Google doesn’t take ads from these greedy middlemen in the US because the practice is against the law in several states.
But in the UK, Google rakes it in by creating bidding wars between rehab-referral agents. They bid up the price of Google ads for rehab clinics in the hope their ads get good positions in Google searches.
The practice was described to undercover reporters by executives at two of the UK’s leading referral agencies — including the founder of the Amy Winehouse Project drug rehab center in Florida.
“Some might say it’s highly unethical,” Daniel Gerrard, the head of Addiction Helper, the UK’s largest referral agency, told the undercover scribes, who posed as executives for a new rehab center.
Addiction Helper made 295 referrals last October, or a “f–kload,” as Gerrard’s partner put it.
Critics say the referrals increase treatment costs for defenseless addicts.
Conservative Parliament member Sarah Wollaston told the Sunday Times that Google couldn’t justify making money off the promoted links, “especially as those desperate to tackle their addictions are unknowingly picking up the bill.”
The agents are “parasites targeting sick people at the most desperate time of their lives,” said Dominic McCann of the Castle Craig addiction hospital in Scotland.
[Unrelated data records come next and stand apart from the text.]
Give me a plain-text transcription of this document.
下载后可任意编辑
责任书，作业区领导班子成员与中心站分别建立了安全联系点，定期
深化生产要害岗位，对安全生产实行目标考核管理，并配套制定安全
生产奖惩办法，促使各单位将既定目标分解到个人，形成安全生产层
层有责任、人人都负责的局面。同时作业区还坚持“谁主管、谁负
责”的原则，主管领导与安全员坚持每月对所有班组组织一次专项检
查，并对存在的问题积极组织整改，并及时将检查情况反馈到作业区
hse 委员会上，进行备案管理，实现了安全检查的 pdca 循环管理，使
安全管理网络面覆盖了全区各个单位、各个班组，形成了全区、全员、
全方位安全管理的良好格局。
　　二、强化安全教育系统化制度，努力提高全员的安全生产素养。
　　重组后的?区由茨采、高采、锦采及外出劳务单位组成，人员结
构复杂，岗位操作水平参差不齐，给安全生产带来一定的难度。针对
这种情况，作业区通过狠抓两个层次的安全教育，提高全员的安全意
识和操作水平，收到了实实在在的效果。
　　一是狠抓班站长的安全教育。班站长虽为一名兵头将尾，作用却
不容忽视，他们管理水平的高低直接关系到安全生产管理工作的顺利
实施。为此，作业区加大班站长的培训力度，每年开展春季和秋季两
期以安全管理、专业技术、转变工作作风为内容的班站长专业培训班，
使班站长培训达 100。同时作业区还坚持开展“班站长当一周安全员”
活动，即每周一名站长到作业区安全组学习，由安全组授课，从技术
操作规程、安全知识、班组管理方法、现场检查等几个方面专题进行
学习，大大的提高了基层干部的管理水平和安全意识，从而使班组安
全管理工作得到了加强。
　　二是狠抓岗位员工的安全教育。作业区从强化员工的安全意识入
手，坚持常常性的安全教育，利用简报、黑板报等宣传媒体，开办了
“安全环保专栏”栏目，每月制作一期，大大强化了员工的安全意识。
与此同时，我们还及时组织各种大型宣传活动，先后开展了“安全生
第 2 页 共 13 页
While profiting off patient referrals is banned in several US states, Google still makes big bucks from Americans seeking help.
“Best mesothelioma lawyer” is the most expensive Google Adword, costing an average $935.71 per click, according to a 2016 analysis by the Web site Search Engine Watch.
Mesothelioma cases are valuable to the law firms that pay Google’s ad fees.
A 21 percent increase in Google ad revenue between July and September last year boosted parent company Alphabet’s profits that quarter to $27.77 billion.